I know from experience and example that it is a hard act to give up.
I was always confident of my father’s profound faith and yet he clung to life with his fingernails and toenails. I joked about the family “FOMS” (Fear of Missing Something) that reinforced his will to stay alive. I’ve always believed that his resistance to death had not much to do with fear of dying and everything to do with his fear of leaving his vast pool of descendants to swim without his guidance. He was a strong lifeline to many children, grandchildren and great-grandchildren and he strengthened that lifeline as he aged. In his eighties he learned to use a computer and kept a cell phone with him in order to be accessible.
And still, when he died, life went on without him.
I was slow to recognize my reflection in his mirror. The process of letting go has been gradual, with me prying each imaginary clutching finger from the lives of my children as I increasingly explore my own life as an individual. I acknowledge the body of my early work as having had great value. I can look at any one of my children and see that they stand in place with wisdom and grace.
That part of my life is done.
Instead of intervening in every health issue, parenting problem, relationship spat and career move, I can let each of them and their partners know how happy I am that they are there for each other and ready to navigate their way through the pitfalls. And rather than offering every cure I have ever personally tried or found on the internet (whether it worked or not), I try to listen to their chosen protocol and wait to be asked about my own ideas or experience.
It is still a learning process for me.
But I know that the best I can do for my children is to listen if they want to talk. I am available to share my life experience if they want input. I am developing more and more confidence in the new order in which I negotiate the hand-off and acknowledge that I am one of the wisdom-keepers of our family and but that my real job is to let them be capable.
It is to acknowledge their own good thoughts and, if necessary, to shore up their confidence in their own intuition. It is to set an example in recognizing that the children they have raised will be perfectly capable of carrying on the tradition of a thoughtful and purposeful life built to each one’s own blueprint.

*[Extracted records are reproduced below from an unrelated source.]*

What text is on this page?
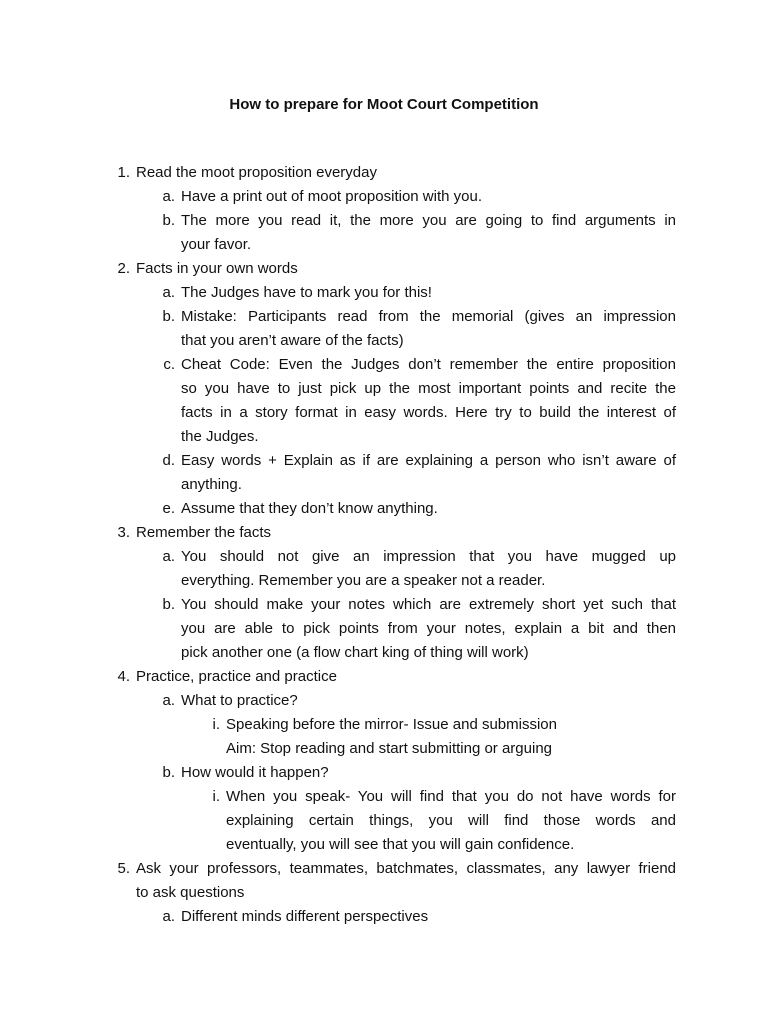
How to prepare for Moot Court Competition
1. Read the moot proposition everyday
a. Have a print out of moot proposition with you.
b. The more you read it, the more you are going to find arguments in
your favor.
2. Facts in your own words
a. The Judges have to mark you for this!
b. Mistake: Participants read from the memorial (gives an impression
that you aren’t aware of the facts)
c. Cheat Code: Even the Judges don’t remember the entire proposition
so you have to just pick up the most important points and recite the
facts in a story format in easy words. Here try to build the interest of
the Judges.
d. Easy words + Explain as if are explaining a person who isn’t aware of
anything.
e. Assume that they don’t know anything.
3. Remember the facts
a. You should not give an impression that you have mugged up
everything. Remember you are a speaker not a reader.
b. You should make your notes which are extremely short yet such that
you are able to pick points from your notes, explain a bit and then
pick another one (a flow chart king of thing will work)
4. Practice, practice and practice
a. What to practice?
i. Speaking before the mirror- Issue and submission
Aim: Stop reading and start submitting or arguing
b. How would it happen?
i. When you speak- You will find that you do not have words for
explaining certain things, you will find those words and
eventually, you will see that you will gain confidence.
5. Ask your professors, teammates, batchmates, classmates, any lawyer friend
to ask questions
a. Different minds different perspectives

My early job was to make sure there was oil in the torch. I have paid attention. I have learned. I cannot shirk the duty or ignore the responsibility of making everything available to the next generations. But now my job is to stay in the background and make way for them to add to the wisdom bank.
*If I feel I have done it well, it is comforting to rest on the laurels which belong to my children. In the ways I feel I have failed, I foster the illusion that I can fix it retrospectively.